St. Paulis Geister-Sieg: „Interessiert es überhaupt jemanden, was du hier machst“
Begeisterung und Entgeisterung am Millerntor. An das Resultat könnte man sich gewöhnen, an die Umstände nicht. Im ersten Geisterspiel nach der Corona-Pause hat der FC St. Pauli einen wichtigen Sieg für das Punktekonto und die Moral gefeiert. Die Kiezkicker bezwangen den 1. FC Nürnberg dank eines späten Tores glücklich mit 1:0 (0:0) und kletterten auf Tabellenplatz neun.

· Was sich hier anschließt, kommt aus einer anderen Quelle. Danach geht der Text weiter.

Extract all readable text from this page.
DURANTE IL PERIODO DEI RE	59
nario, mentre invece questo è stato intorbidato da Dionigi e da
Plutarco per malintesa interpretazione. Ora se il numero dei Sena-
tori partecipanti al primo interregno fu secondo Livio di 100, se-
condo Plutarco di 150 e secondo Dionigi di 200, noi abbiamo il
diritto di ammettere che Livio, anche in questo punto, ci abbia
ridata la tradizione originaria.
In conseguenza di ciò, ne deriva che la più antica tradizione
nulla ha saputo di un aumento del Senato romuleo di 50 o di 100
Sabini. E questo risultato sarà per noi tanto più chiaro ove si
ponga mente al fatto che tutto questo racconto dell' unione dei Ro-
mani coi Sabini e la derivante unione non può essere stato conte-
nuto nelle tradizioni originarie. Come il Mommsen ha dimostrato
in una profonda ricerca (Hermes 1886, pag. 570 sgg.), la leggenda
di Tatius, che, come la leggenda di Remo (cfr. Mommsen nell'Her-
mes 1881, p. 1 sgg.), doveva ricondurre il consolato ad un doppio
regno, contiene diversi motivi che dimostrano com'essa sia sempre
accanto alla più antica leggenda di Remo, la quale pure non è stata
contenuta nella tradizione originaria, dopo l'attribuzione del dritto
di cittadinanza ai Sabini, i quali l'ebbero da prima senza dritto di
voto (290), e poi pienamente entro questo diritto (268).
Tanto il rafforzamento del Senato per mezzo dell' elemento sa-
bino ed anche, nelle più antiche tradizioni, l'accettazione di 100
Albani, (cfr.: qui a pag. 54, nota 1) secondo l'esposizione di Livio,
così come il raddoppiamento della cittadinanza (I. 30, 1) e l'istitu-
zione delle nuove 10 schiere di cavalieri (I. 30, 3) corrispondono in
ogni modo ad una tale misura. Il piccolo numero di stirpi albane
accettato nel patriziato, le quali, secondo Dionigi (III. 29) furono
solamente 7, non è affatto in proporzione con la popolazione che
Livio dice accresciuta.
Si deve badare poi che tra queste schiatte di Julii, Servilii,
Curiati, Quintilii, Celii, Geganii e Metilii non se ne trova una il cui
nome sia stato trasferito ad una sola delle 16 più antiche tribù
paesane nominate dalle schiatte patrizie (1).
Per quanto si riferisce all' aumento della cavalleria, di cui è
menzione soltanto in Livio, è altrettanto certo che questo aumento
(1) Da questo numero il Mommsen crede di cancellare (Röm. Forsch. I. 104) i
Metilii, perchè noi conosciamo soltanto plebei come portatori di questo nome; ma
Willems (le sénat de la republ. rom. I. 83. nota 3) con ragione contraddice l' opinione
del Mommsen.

Nach dem Schlusspfiff, der viel lauter und schriller als üblich von den leeren Tribünen widerhallte, schrien die Kiezkicker ihre Freude heraus – und man konnte jeden Einzelnen von ihnen hören. Die Spieler beglückwünschten sich untereinander Corona-regelkonform, indem sie die Ellenbogen gegeneinanderstießen, und einige von ihnen machten dann noch mit einem Augenzwinkern die Welle vor der Haupttribüne, wo das Präsidium das Spiel verfolgt hatte und nun mit ein paar Pullen Astra auf den Sieg anstieß und „St. Pauli, St. Pauli!“ skandierte.
Siegen in Zeiten von Corona. Schrecklich schön. Nur an das Resultat kann man sich gewöhnen. Die Atmosphäre – zum Abgewöhnen!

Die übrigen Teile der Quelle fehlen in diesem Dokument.